Varroa destructor, introduit accidentellement hors d’Asie dans les années 1970, est le principal vecteur de transmission de virus comme celui des ailes déformées (DWV) et le virus de paralysie aiguë (ABPV). Une résistance croissante des populations de varroas aux miticides courants, y compris l’amitraze, complique le contrôle de ce parasite dans le monde entier.
Qu’est-ce que le réseau COLOSS et pourquoi est-il important ?
COLOSS est un réseau scientifique international fondé en 2008 qui coordonne des enquêtes harmonisées sur les pertes de colonies dans plus de vingt pays européens, ainsi qu’en Turquie et en Israël. Il permet de comparer les données nationales, dont celles de la France, dans un contexte réellement mondial plutôt que de traiter chaque pays comme un cas isolé.
Le changement climatique aggrave-t-il l’effondrement des colonies ?
Des modèles climatiques, notamment développés dans le nord-ouest des États-Unis, montrent que des automnes plus longs augmentent le nombre de jours de butinage et accélèrent l’usure des ouvrières avant l’hiver, laissant des colonies plus fragiles au printemps.

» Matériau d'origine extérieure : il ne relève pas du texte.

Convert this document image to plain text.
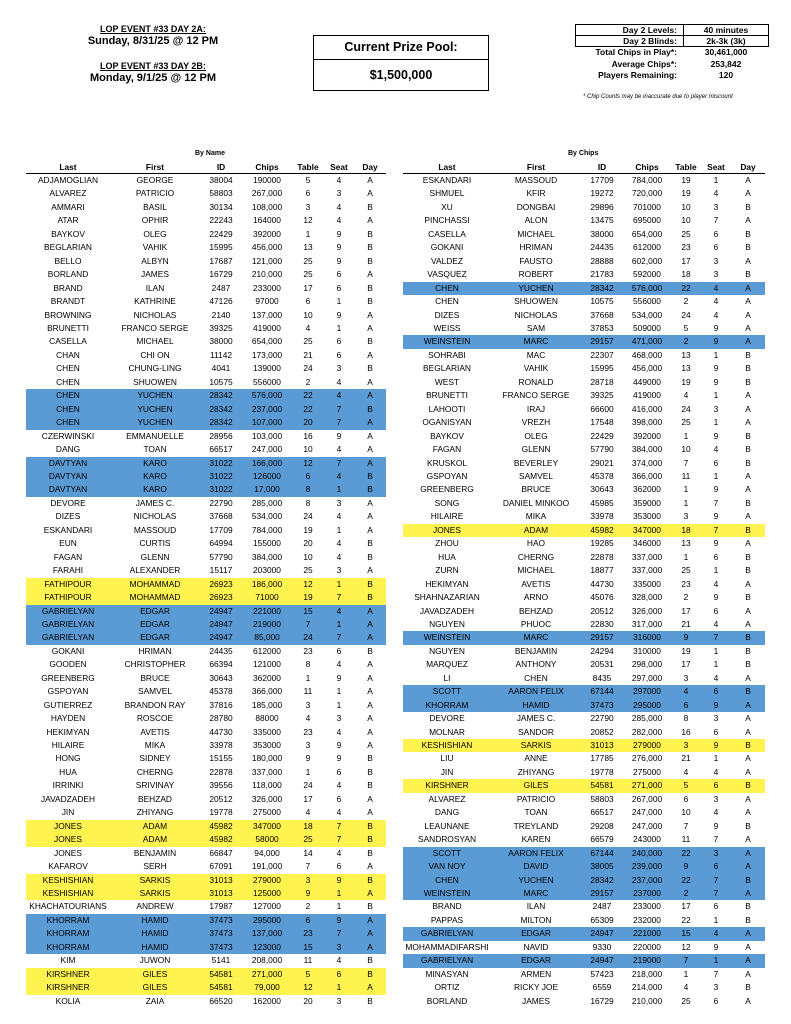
LOP EVENT #33 DAY 2A:
Sunday, 8/31/25 @ 12 PM
LOP EVENT #33 DAY 2B:
Monday, 9/1/25 @ 12 PM
Current Prize Pool:
$1,500,000
Day 2 Levels:	40 minutes
Day 2 Blinds:	2k-3k (3k)
Total Chips in Play*:	30,461,000
Average Chips*:	253,842
Players Remaining:	120
* Chip Counts may be inaccurate due to player miscount
By Name	By Chips
Last	First	ID	Chips	Table	Seat	Day
ADJAMOGLIAN	GEORGE	38004	190000	5	4	A
ALVAREZ	PATRICIO	58803	267,000	6	3	A
AMMARI	BASIL	30134	108,000	3	4	B
ATAR	OPHIR	22243	164000	12	4	A
BAYKOV	OLEG	22429	392000	1	9	B
BEGLARIAN	VAHIK	15995	456,000	13	9	B
BELLO	ALBYN	17687	121,000	25	9	B
BORLAND	JAMES	16729	210,000	25	6	A
BRAND	ILAN	2487	233000	17	6	B
BRANDT	KATHRINE	47126	97000	6	1	B
BROWNING	NICHOLAS	2140	137,000	10	9	A
BRUNETTI	FRANCO SERGE	39325	419000	4	1	A
CASELLA	MICHAEL	38000	654,000	25	6	B
CHAN	CHI ON	11142	173,000	21	6	A
CHEN	CHUNG-LING	4041	139000	24	3	B
CHEN	SHUOWEN	10575	556000	2	4	A
CHEN	YUCHEN	28342	576,000	22	4	A
CHEN	YUCHEN	28342	237,000	22	7	B
CHEN	YUCHEN	28342	107,000	20	7	A
CZERWINSKI	EMMANUELLE	28956	103,000	16	9	A
DANG	TOAN	66517	247,000	10	4	A
DAVTYAN	KARO	31022	166,000	12	7	A
DAVTYAN	KARO	31022	126000	6	4	B
DAVTYAN	KARO	31022	17,000	8	1	B
DEVORE	JAMES C.	22790	285,000	8	3	A
DIZES	NICHOLAS	37668	534,000	24	4	A
ESKANDARI	MASSOUD	17709	784,000	19	1	A
EUN	CURTIS	64994	155000	20	4	B
FAGAN	GLENN	57790	384,000	10	4	B
FARAHI	ALEXANDER	15117	203000	25	3	A
FATHIPOUR	MOHAMMAD	26923	186,000	12	1	B
FATHIPOUR	MOHAMMAD	26923	71000	19	7	B
GABRIELYAN	EDGAR	24947	221000	15	4	A
GABRIELYAN	EDGAR	24947	219000	7	1	A
GABRIELYAN	EDGAR	24947	85,000	24	7	A
GOKANI	HRIMAN	24435	612000	23	6	B
GOODEN	CHRISTOPHER	66394	121000	8	4	A
GREENBERG	BRUCE	30643	362000	1	9	A
GSPOYAN	SAMVEL	45378	366,000	11	1	A
GUTIERREZ	BRANDON RAY	37816	185,000	3	1	A
HAYDEN	ROSCOE	28780	88000	4	3	A
HEKIMYAN	AVETIS	44730	335000	23	4	A
HILAIRE	MIKA	33978	353000	3	9	A
HONG	SIDNEY	15155	180,000	9	9	B
HUA	CHERNG	22878	337,000	1	6	B
IRRINKI	SRIVINAY	39556	118,000	24	4	B
JAVADZADEH	BEHZAD	20512	326,000	17	6	A
JIN	ZHIYANG	19778	275000	4	4	A
JONES	ADAM	45982	347000	18	7	B
JONES	ADAM	45982	58000	25	7	B
JONES	BENJAMIN	66847	94,000	14	4	B
KAFAROV	SERH	67091	191,000	7	6	A
KESHISHIAN	SARKIS	31013	279000	3	9	B
KESHISHIAN	SARKIS	31013	125000	9	1	A
KHACHATOURIANS	ANDREW	17987	127000	2	1	B
KHORRAM	HAMID	37473	295000	6	9	A
KHORRAM	HAMID	37473	137,000	23	7	A
KHORRAM	HAMID	37473	123000	15	3	A
KIM	JUWON	5141	208,000	11	4	B
KIRSHNER	GILES	54581	271,000	5	6	B
KIRSHNER	GILES	54581	79,000	12	1	A
KOLIA	ZAIA	66520	162000	20	3	B
Last	First	ID	Chips	Table	Seat	Day
ESKANDARI	MASSOUD	17709	784,000	19	1	A
SHMUEL	KFIR	19272	720,000	19	4	A
XU	DONGBAI	29896	701000	10	3	B
PINCHASSI	ALON	13475	695000	10	7	A
CASELLA	MICHAEL	38000	654,000	25	6	B
GOKANI	HRIMAN	24435	612000	23	6	B
VALDEZ	FAUSTO	28888	602,000	17	3	A
VASQUEZ	ROBERT	21783	592000	18	3	B
CHEN	YUCHEN	28342	576,000	22	4	A
CHEN	SHUOWEN	10575	556000	2	4	A
DIZES	NICHOLAS	37668	534,000	24	4	A
WEISS	SAM	37853	509000	5	9	A
WEINSTEIN	MARC	29157	471,000	2	9	A
SOHRABI	MAC	22307	468,000	13	1	B
BEGLARIAN	VAHIK	15995	456,000	13	9	B
WEST	RONALD	28718	449000	19	9	B
BRUNETTI	FRANCO SERGE	39325	419000	4	1	A
LAHOOTI	IRAJ	66600	416,000	24	3	A
OGANISYAN	VREZH	17548	398,000	25	1	A
BAYKOV	OLEG	22429	392000	1	9	B
FAGAN	GLENN	57790	384,000	10	4	B
KRUSKOL	BEVERLEY	29021	374,000	7	6	B
GSPOYAN	SAMVEL	45378	366,000	11	1	A
GREENBERG	BRUCE	30643	362000	1	9	A
SONG	DANIEL MINKOO	45985	359000	1	7	B
HILAIRE	MIKA	33978	353000	3	9	A
JONES	ADAM	45982	347000	18	7	B
ZHOU	HAO	19285	346000	13	9	A
HUA	CHERNG	22878	337,000	1	6	B
ZURN	MICHAEL	18877	337,000	25	1	B
HEKIMYAN	AVETIS	44730	335000	23	4	A
SHAHNAZARIAN	ARNO	45076	328,000	2	9	B
JAVADZADEH	BEHZAD	20512	326,000	17	6	A
NGUYEN	PHUOC	22830	317,000	21	4	A
WEINSTEIN	MARC	29157	316000	9	7	B
NGUYEN	BENJAMIN	24294	310000	19	1	B
MARQUEZ	ANTHONY	20531	298,000	17	1	B
LI	CHEN	8435	297,000	3	4	A
SCOTT	AARON FELIX	67144	297000	4	6	B
KHORRAM	HAMID	37473	295000	6	9	A
DEVORE	JAMES C.	22790	285,000	8	3	A
MOLNAR	SANDOR	20852	282,000	16	6	A
KESHISHIAN	SARKIS	31013	279000	3	9	B
LIU	ANNE	17785	276,000	21	1	A
JIN	ZHIYANG	19778	275000	4	4	A
KIRSHNER	GILES	54581	271,000	5	6	B
ALVAREZ	PATRICIO	58803	267,000	6	3	A
DANG	TOAN	66517	247,000	10	4	A
LEAUNANE	TREYLAND	29208	247,000	7	9	B
SANDROSYAN	KAREN	66579	243000	11	7	A
SCOTT	AARON FELIX	67144	240,000	22	3	A
VAN NOY	DAVID	38005	239,000	9	6	A
CHEN	YUCHEN	28342	237,000	22	7	B
WEINSTEIN	MARC	29157	237000	2	7	A
BRAND	ILAN	2487	233000	17	6	B
PAPPAS	MILTON	65309	232000	22	1	B
GABRIELYAN	EDGAR	24947	221000	15	4	A
MOHAMMADIFARSHI	NAVID	9330	220000	12	9	A
GABRIELYAN	EDGAR	24947	219000	7	1	A
MINASYAN	ARMEN	57423	218,000	1	7	A
ORTIZ	RICKY JOE	6559	214,000	4	3	B
BORLAND	JAMES	16729	210,000	25	6	A
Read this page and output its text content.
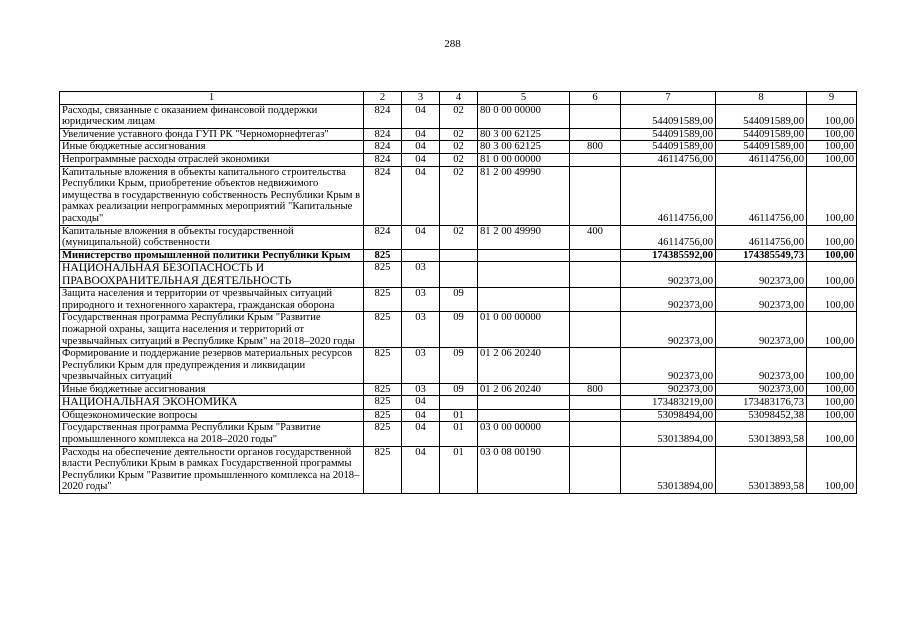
288
1	2	3	4	5	6	7	8	9
Расходы, связанные с оказанием финансовой поддержки юридическим лицам	824	04	02	80 0 00 00000		544091589,00	544091589,00	100,00
Увеличение уставного фонда ГУП РК "Черноморнефтегаз"	824	04	02	80 3 00 62125		544091589,00	544091589,00	100,00
Иные бюджетные ассигнования	824	04	02	80 3 00 62125	800	544091589,00	544091589,00	100,00
Непрограммные расходы отраслей экономики	824	04	02	81 0 00 00000		46114756,00	46114756,00	100,00
Капитальные вложения в объекты капитального строительства Республики Крым, приобретение объектов недвижимого имущества в государственную собственность Республики Крым в рамках реализации непрограммных мероприятий "Капитальные расходы"	824	04	02	81 2 00 49990		46114756,00	46114756,00	100,00
Капитальные вложения в объекты государственной (муниципальной) собственности	824	04	02	81 2 00 49990	400	46114756,00	46114756,00	100,00
Министерство промышленной политики Республики Крым	825					174385592,00	174385549,73	100,00
НАЦИОНАЛЬНАЯ БЕЗОПАСНОСТЬ И ПРАВООХРАНИТЕЛЬНАЯ ДЕЯТЕЛЬНОСТЬ	825	03				902373,00	902373,00	100,00
Защита населения и территории от чрезвычайных ситуаций природного и техногенного характера, гражданская оборона	825	03	09			902373,00	902373,00	100,00
Государственная программа Республики Крым "Развитие пожарной охраны, защита населения и территорий от чрезвычайных ситуаций в Республике Крым" на 2018–2020 годы	825	03	09	01 0 00 00000		902373,00	902373,00	100,00
Формирование и поддержание резервов материальных ресурсов Республики Крым для предупреждения и ликвидации чрезвычайных ситуаций	825	03	09	01 2 06 20240		902373,00	902373,00	100,00
Иные бюджетные ассигнования	825	03	09	01 2 06 20240	800	902373,00	902373,00	100,00
НАЦИОНАЛЬНАЯ ЭКОНОМИКА	825	04				173483219,00	173483176,73	100,00
Общеэкономические вопросы	825	04	01			53098494,00	53098452,38	100,00
Государственная программа Республики Крым "Развитие промышленного комплекса на 2018–2020 годы"	825	04	01	03 0 00 00000		53013894,00	53013893,58	100,00
Расходы на обеспечение деятельности органов государственной власти Республики Крым в рамках Государственной программы Республики Крым "Развитие промышленного комплекса на 2018–2020 годы"	825	04	01	03 0 08 00190		53013894,00	53013893,58	100,00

Ce mécanisme climatique s’ajoute aux facteurs parasitaires, viraux et nutritionnels plutôt que de les remplacer.
Que peuvent faire les apiculteurs pour réduire le risque d’effondrement ?
Alterner les traitements contre le varroa, surveiller la résistance des populations de parasites, sélectionner des reines résistantes et bien documentées, nourrir les colonies pendant les périodes de disette florale, et participer aux enquêtes nationales comme l’ENMHA de l’ITSAP pour contribuer au suivi scientifique.
Que peuvent faire les particuliers, même sans posséder de ruches ?
Planter une flore mellifère diversifiée et échelonnée dans le temps dans son jardin ou son balcon aide à combler les périodes de disette pour les pollinisateurs sauvages et domestiques, un geste accessible à tous, indépendamment de toute pratique apicole.